L’escargot vit dans un monde très contextuel où il réagit dans l’immédiat aux informations captées par son réseau de neurones. Un oiseaux ou un mammifère domestiques possèdent un système nerveux décontextualisateur leur permet d’utiliser ces perceptions pour alimenter des représentations sensorielles d’odeur, d’images et d’empreintes dans sa mémoire corporelle. Les primates humaines et non humaines peuvent se représenter le monde réel avec des images (comme dans un film sans paroles) ou avec des représentations verbales (comme dans un récit).

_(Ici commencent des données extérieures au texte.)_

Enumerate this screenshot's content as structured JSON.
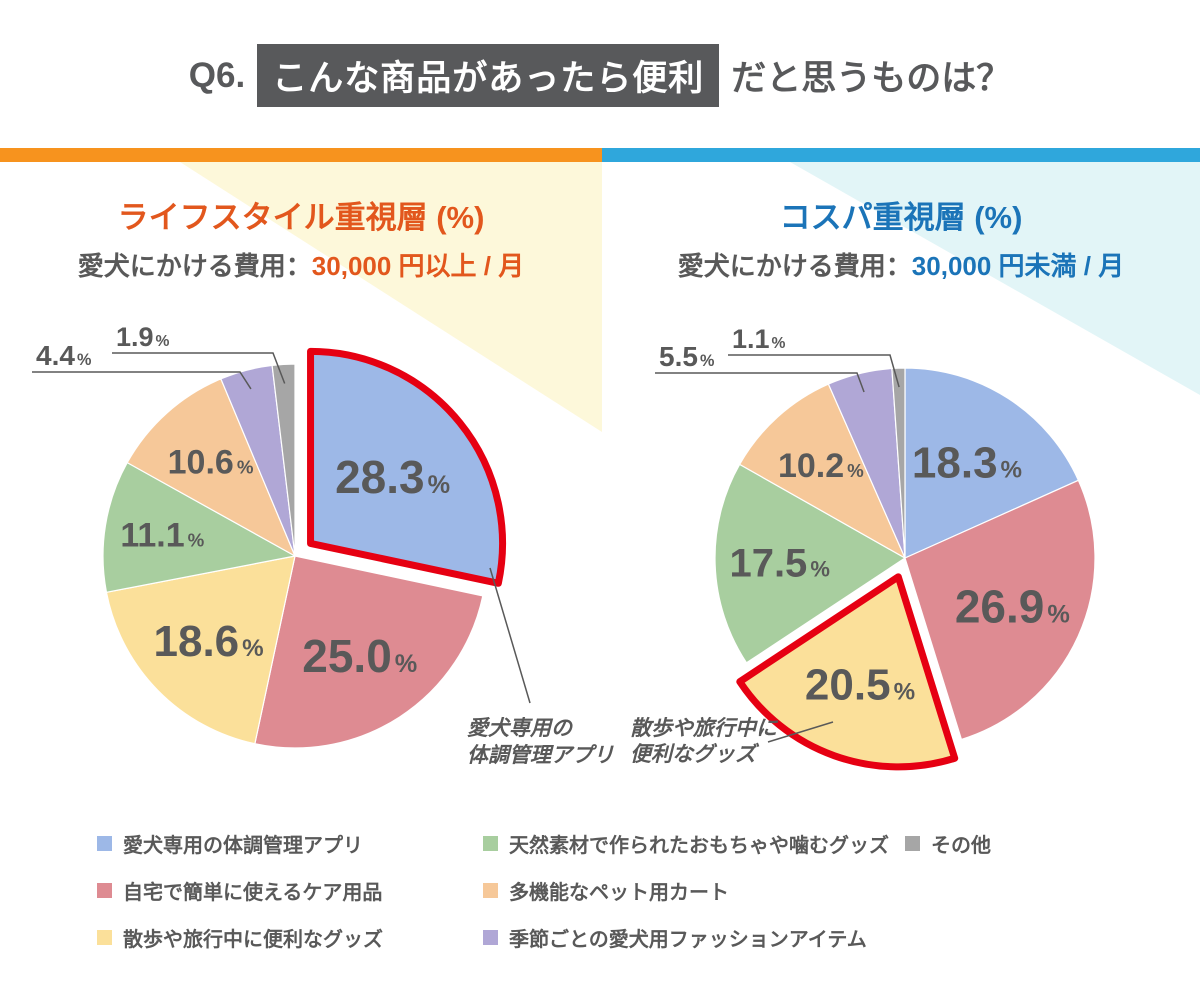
{
  "question": {
    "number": "Q6.",
    "highlight": "こんな商品があったら便利",
    "suffix": "だと思うものは？"
  },
  "palette": [
    "#9db8e7",
    "#de8b92",
    "#fbe09a",
    "#a8ce9f",
    "#f6c899",
    "#b0a7d6",
    "#a6a6a6"
  ],
  "highlight_stroke_color": "#e60012",
  "label_text_color": "#595959",
  "title_text_color": "#58595b",
  "title_box_color": "#58595b",
  "bars": {
    "left_color": "#f7931e",
    "right_color": "#2fa7dc"
  },
  "backgrounds": {
    "left_tint": "#fdf8da",
    "right_tint": "#e2f5f7"
  },
  "chart_data": [
    {
      "type": "pie",
      "title": "ライフスタイル重視層 (%)",
      "accent": "#e2571d",
      "subtitle_prefix": "愛犬にかける費用：",
      "subtitle_value": "30,000 円以上 / 月",
      "categories": [
        "愛犬専用の体調管理アプリ",
        "自宅で簡単に使えるケア用品",
        "散歩や旅行中に便利なグッズ",
        "天然素材で作られたおもちゃや噛むグッズ",
        "多機能なペット用カート",
        "季節ごとの愛犬用ファッションアイテム",
        "その他"
      ],
      "values": [
        28.3,
        25.0,
        18.6,
        11.1,
        10.6,
        4.4,
        1.9
      ],
      "value_labels": [
        "28.3",
        "25.0",
        "18.6",
        "11.1",
        "10.6",
        "4.4",
        "1.9"
      ],
      "unit": "%",
      "highlighted_index": 0,
      "highlighted_category": "愛犬専用の体調管理アプリ",
      "annotation_lines": [
        "愛犬専用の",
        "体調管理アプリ"
      ],
      "legend_position": "bottom",
      "start_angle": "top",
      "direction": "clockwise"
    },
    {
      "type": "pie",
      "title": "コスパ重視層 (%)",
      "accent": "#1b74b8",
      "subtitle_prefix": "愛犬にかける費用：",
      "subtitle_value": "30,000 円未満 / 月",
      "categories": [
        "愛犬専用の体調管理アプリ",
        "自宅で簡単に使えるケア用品",
        "散歩や旅行中に便利なグッズ",
        "天然素材で作られたおもちゃや噛むグッズ",
        "多機能なペット用カート",
        "季節ごとの愛犬用ファッションアイテム",
        "その他"
      ],
      "values": [
        18.3,
        26.9,
        20.5,
        17.5,
        10.2,
        5.5,
        1.1
      ],
      "value_labels": [
        "18.3",
        "26.9",
        "20.5",
        "17.5",
        "10.2",
        "5.5",
        "1.1"
      ],
      "unit": "%",
      "highlighted_index": 2,
      "highlighted_category": "散歩や旅行中に便利なグッズ",
      "annotation_lines": [
        "散歩や旅行中に",
        "便利なグッズ"
      ],
      "legend_position": "bottom",
      "start_angle": "top",
      "direction": "clockwise"
    }
  ],
  "legend": {
    "items": [
      {
        "label": "愛犬専用の体調管理アプリ",
        "color": "#9db8e7"
      },
      {
        "label": "自宅で簡単に使えるケア用品",
        "color": "#de8b92"
      },
      {
        "label": "散歩や旅行中に便利なグッズ",
        "color": "#fbe09a"
      },
      {
        "label": "天然素材で作られたおもちゃや噛むグッズ",
        "color": "#a8ce9f"
      },
      {
        "label": "多機能なペット用カート",
        "color": "#f6c899"
      },
      {
        "label": "季節ごとの愛犬用ファッションアイテム",
        "color": "#b0a7d6"
      },
      {
        "label": "その他",
        "color": "#a6a6a6"
      }
    ]
  }
}
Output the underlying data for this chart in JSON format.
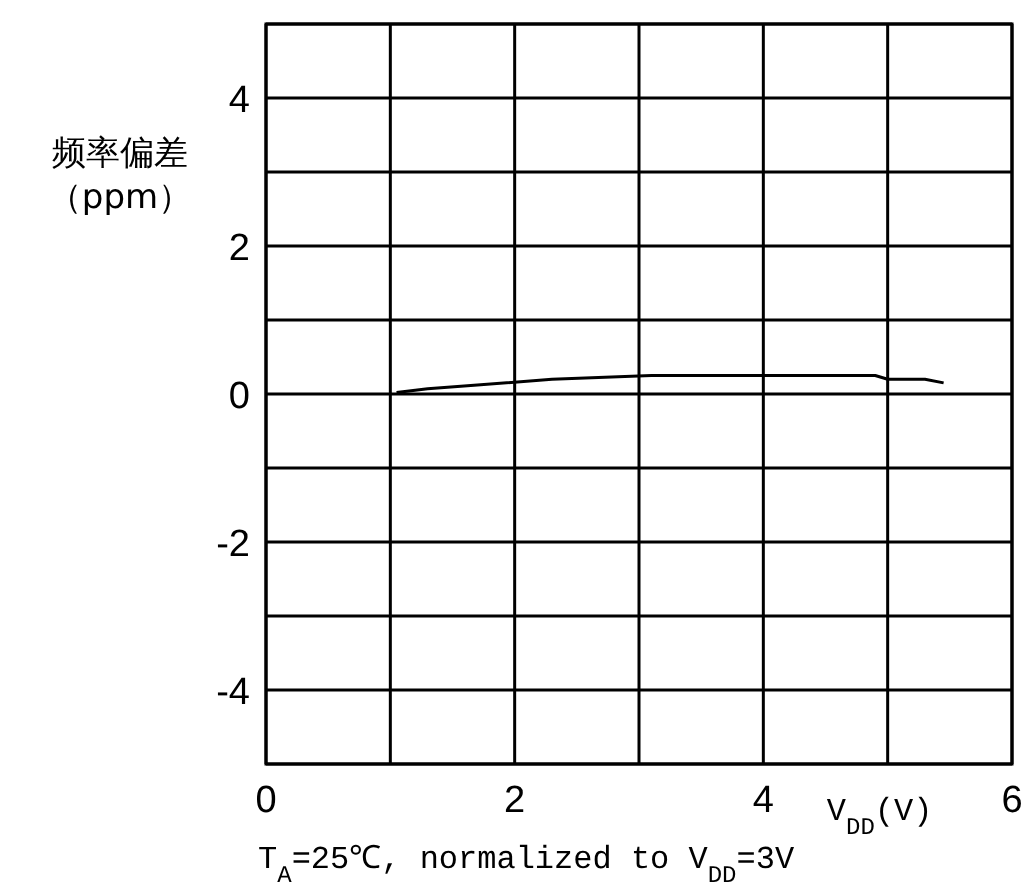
{
  "chart_data": {
    "type": "line",
    "xlabel": "V$_{DD}$(V)",
    "ylabel": "频率偏差（ppm）",
    "annotations": [
      "T$_{A}$=25℃, normalized to V$_{DD}$=3V"
    ],
    "x": [
      1.05,
      1.3,
      1.7,
      2.3,
      3.1,
      4.9,
      5.0,
      5.3,
      5.45
    ],
    "series": [
      {
        "color": "#000000",
        "values": [
          0.02,
          0.07,
          0.12,
          0.2,
          0.25,
          0.25,
          0.2,
          0.2,
          0.15
        ]
      }
    ],
    "xlim": [
      0,
      6
    ],
    "ylim": [
      -5,
      5
    ],
    "xticks": [
      0,
      {
        "value": 1,
        "label": null
      },
      2,
      {
        "value": 3,
        "label": null
      },
      4,
      {
        "value": 5,
        "label": null
      },
      6
    ],
    "yticks": [
      {
        "value": -5,
        "label": null
      },
      -4,
      {
        "value": -3,
        "label": null
      },
      -2,
      {
        "value": -1,
        "label": null
      },
      0,
      {
        "value": 1,
        "label": null
      },
      2,
      {
        "value": 3,
        "label": null
      },
      4,
      {
        "value": 5,
        "label": null
      }
    ],
    "grid": true,
    "marker": "none",
    "line_style": "solid"
  }
}
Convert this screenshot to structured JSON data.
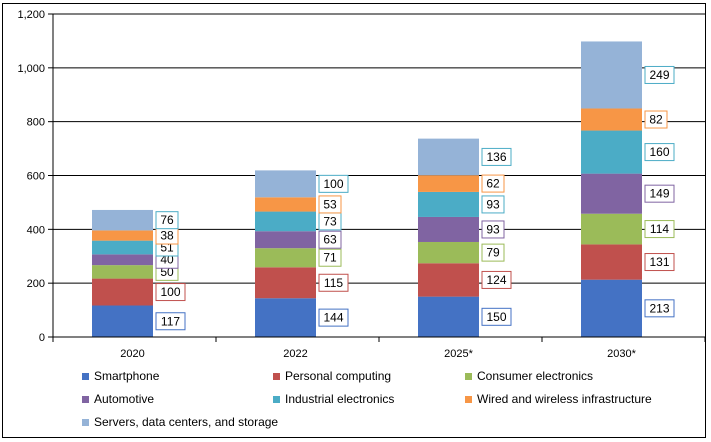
{
  "chart_data": {
    "type": "bar",
    "stacked": true,
    "categories": [
      "2020",
      "2022",
      "2025*",
      "2030*"
    ],
    "ylim": [
      0,
      1200
    ],
    "yticks": [
      "0",
      "200",
      "400",
      "600",
      "800",
      "1,000",
      "1,200"
    ],
    "ytick_values": [
      0,
      200,
      400,
      600,
      800,
      1000,
      1200
    ],
    "grid": true,
    "legend_position": "bottom",
    "series": [
      {
        "name": "Smartphone",
        "color": "#4472c4",
        "label_border": "#4472c4",
        "values": [
          117,
          144,
          150,
          213
        ]
      },
      {
        "name": "Personal computing",
        "color": "#c0504d",
        "label_border": "#c0504d",
        "values": [
          100,
          115,
          124,
          131
        ]
      },
      {
        "name": "Consumer electronics",
        "color": "#9bbb59",
        "label_border": "#9bbb59",
        "values": [
          50,
          71,
          79,
          114
        ]
      },
      {
        "name": "Automotive",
        "color": "#8064a2",
        "label_border": "#8064a2",
        "values": [
          40,
          63,
          93,
          149
        ]
      },
      {
        "name": "Industrial electronics",
        "color": "#4bacc6",
        "label_border": "#4bacc6",
        "values": [
          51,
          73,
          93,
          160
        ]
      },
      {
        "name": "Wired and wireless infrastructure",
        "color": "#f79646",
        "label_border": "#f79646",
        "values": [
          38,
          53,
          62,
          82
        ]
      },
      {
        "name": "Servers, data centers, and storage",
        "color": "#95b3d7",
        "label_border": "#4bacc6",
        "values": [
          76,
          100,
          136,
          249
        ]
      }
    ]
  }
}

Il s’agit de démontrer maintenant que la métamorphose – passage du stade larvaire de la chenille à l’imago du papillon – est amorcé par la transformation des images en paroles . Que le rêve qui apparaît très tôt dans le monde vivant, la reconnaissance de soi un miroir et la possibilité de repérer les structures de parenté des visages exigent un système nerveux évolué. Enfin, que l’utilisation de certains objets en tant qu’outils, et, surtout, l’empêchement de l’acte sexuel entre animaux attachés, permettent de décrire ce passage des représentations du réel aux représentations des représentations. Ce qui revient à dire que le passage d’un monde à l’autre commence dès le monde animal pour se rassembler dans un monde humain.